В начале лета [2009 года] в Чердыни, на здании больницы, открыли мемориальную доску: «В этом здании в 1934 году находился репрессированный поэт Осип Мандельштам». И строки:
«Мне на плечи кидается век-волкодав,
Но не волк я по крови своей...»
Доску заказали и установили взамен старой, из древесно-стружечной плиты, которая от ветхости просто свалилась со стены. Приурочили открытие к Мандельштамовским чтениям, в рамках которых прошел международный семинар, проходившей в эти дни в старинном уральском городе. А предыдущие Мандельштамовские чтения проходили в Москве, Петербурге и Воронеже.
...Была в Воронеже улица Линейная, сейчас она называется — Швейников, но для множества людей, влюбленных в творчество одного из величайших русских поэтов, это — несмотря на всю ее неказистость — улица Мандельштама.
«Мало в нем было линейного,
Нрава он не был лилейного,
И потому эта улица
Или, верней, эта яма
Так и зовется по имени
Этого Мандельштама».
Чердынская больница — краснокирпичное здание капитальной, еще дореволюционной постройки — стоит на пересечении улиц Яборова и Комсомольской (уже, впрочем, переименованной обратно в Прокопьевскую).
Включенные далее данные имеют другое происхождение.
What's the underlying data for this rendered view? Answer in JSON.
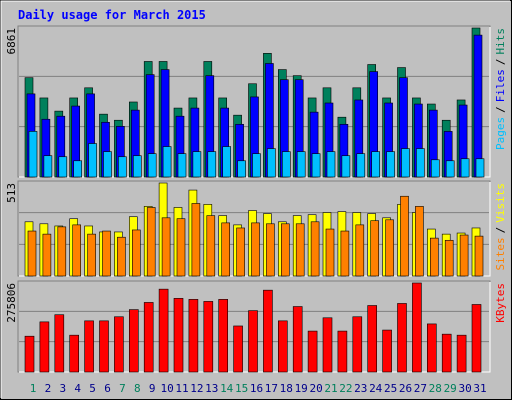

Это первыйссыльный адрес поэта. Никому не взбредет в голову заново переименовывать Прокопьевскую, да и Героя Советского Союза Ивана Яборова, погибшего в уличных боях в Вильнюсе, обижать не следует. Однако, меряя шагом твердую чердынскую землю, отмечая строгую линейность здешних перспектив, все равно ощущаешь, что идешь, будто по кочковатым ямбам «Царского села» или подпрыгиваешь сумасшедшим анапестом: «Мы живем, под собою не чуя страны...».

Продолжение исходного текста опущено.